[libcxx-commits] [PATCH] D115995: [libcxx] Add deprecation notices to macros deprecated in P0883R2
Raul Tambre via Phabricator via libcxx-commits
libcxx-commits at lists.llvm.org
Tue Dec 21 23:24:06 PST 2021
tambre added a comment.
In D115995#3205826 <https://reviews.llvm.org/D115995#3205826>, @Quuxplusone wrote:
> In D115995#3205377 <https://reviews.llvm.org/D115995#3205377>, @tambre wrote:
>
>> In D115995#3205319 <https://reviews.llvm.org/D115995#3205319>, @Quuxplusone wrote:
>>
>>> Okay, now that I'm hitting this in a real codebase, I'm stumped as to what the (WG21 and/or libc++) recommendation is, here. `ATOMIC_FLAG_INIT` is //required// up-to-and-including C++17, and then //deprecated// in-and-above C++20? So if I have code in my codebase today like
>>
>> I don't see why you'd think using the macro would be required.
>
> AFAICT, on paper, C++17/20 `atomic_flag` has no constructors
> https://en.cppreference.com/w/cpp/atomic/atomic_flag/atomic_flag
> except for the default constructor (trivial in C++17) and the deleted copy constructor.
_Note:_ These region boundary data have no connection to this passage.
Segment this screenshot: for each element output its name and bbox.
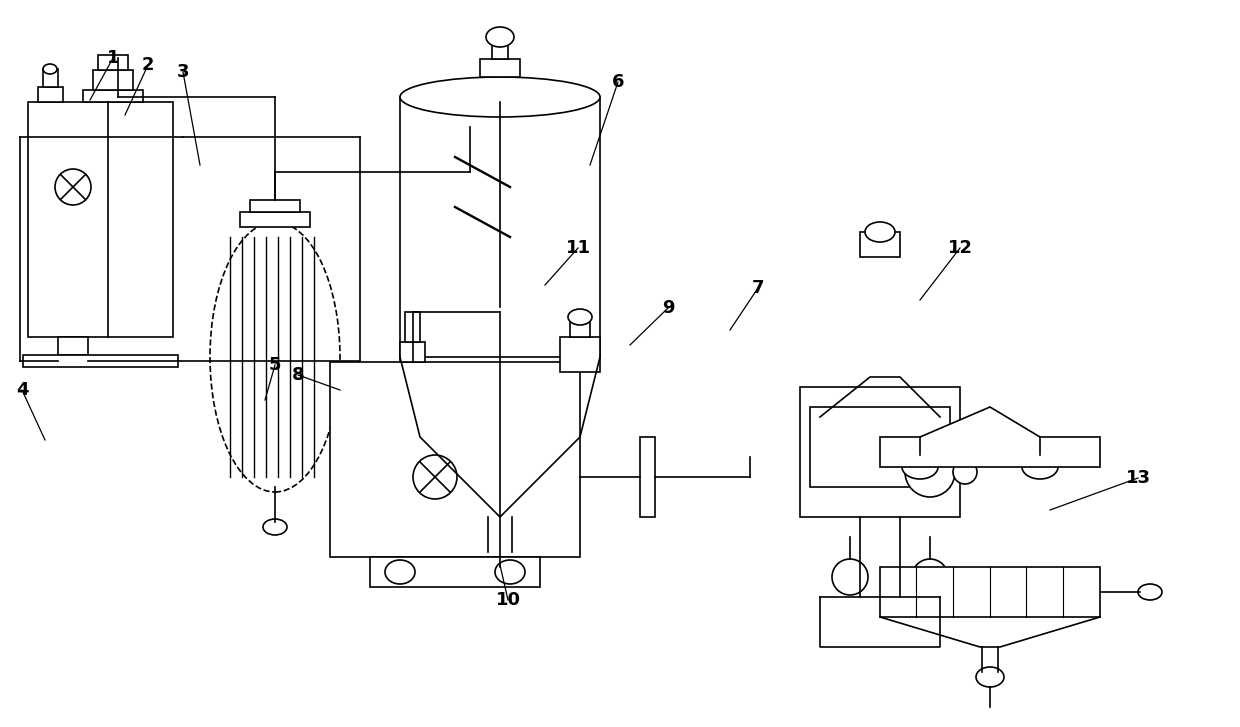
Text: 4: 4 (16, 381, 29, 399)
Ellipse shape (832, 559, 868, 595)
Ellipse shape (263, 519, 286, 535)
Bar (43, 69, 58, 87)
Ellipse shape (911, 559, 949, 595)
Ellipse shape (495, 560, 525, 584)
Text: 12: 12 (947, 239, 972, 257)
Ellipse shape (1022, 455, 1058, 479)
Bar (800, 387, 960, 517)
Ellipse shape (905, 447, 955, 497)
Ellipse shape (210, 222, 340, 492)
Ellipse shape (485, 547, 515, 567)
Bar (24, 355, 179, 367)
Bar (370, 557, 539, 587)
Bar (861, 232, 900, 257)
Bar (401, 97, 600, 357)
Text: 1: 1 (107, 49, 119, 67)
Text: 11: 11 (565, 239, 590, 257)
Bar (93, 70, 133, 90)
Ellipse shape (486, 27, 515, 47)
Bar (570, 317, 590, 337)
Text: 9: 9 (662, 299, 675, 317)
Bar (492, 37, 508, 59)
Bar (810, 407, 950, 487)
Text: 6: 6 (611, 73, 624, 91)
Ellipse shape (568, 309, 591, 325)
Bar (640, 437, 655, 517)
Bar (29, 102, 174, 337)
Text: 7: 7 (751, 279, 764, 297)
Text: 8: 8 (291, 366, 304, 384)
Ellipse shape (954, 460, 977, 484)
Ellipse shape (1138, 584, 1162, 600)
Bar (38, 87, 63, 102)
Text: 10: 10 (496, 591, 521, 609)
Ellipse shape (401, 77, 600, 117)
Bar (250, 200, 300, 212)
Ellipse shape (976, 667, 1004, 687)
Bar (401, 342, 425, 362)
Bar (58, 337, 88, 355)
Ellipse shape (413, 455, 458, 499)
Bar (83, 90, 143, 102)
Bar (98, 55, 128, 70)
Text: 5: 5 (269, 356, 281, 374)
Text: 13: 13 (1126, 469, 1151, 487)
Ellipse shape (901, 455, 937, 479)
Bar (330, 362, 580, 557)
Ellipse shape (384, 560, 415, 584)
Ellipse shape (866, 222, 895, 242)
Text: 3: 3 (177, 63, 190, 81)
Bar (560, 337, 600, 372)
Bar (241, 212, 310, 227)
Bar (480, 59, 520, 77)
Text: 2: 2 (141, 56, 154, 74)
Polygon shape (880, 407, 1100, 467)
Ellipse shape (55, 169, 91, 205)
Ellipse shape (43, 64, 57, 74)
Bar (405, 312, 420, 342)
Bar (880, 567, 1100, 617)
So if you want an `atomic_flag` initialized with `false`, you need //some// way of getting `false` into it. On paper, there's no guarantee that `std::atomic_flag f = {false};` will compile. But I just checked Godbolt and every major compiler //does// support that syntax, so I suppose it's safe to use in practice: https://godbolt.org/z/4cbbGcv96
Ouch, you're correct. I was looking at `std::atomic`' not `std::atomic_flag`. Does seem like an oversight.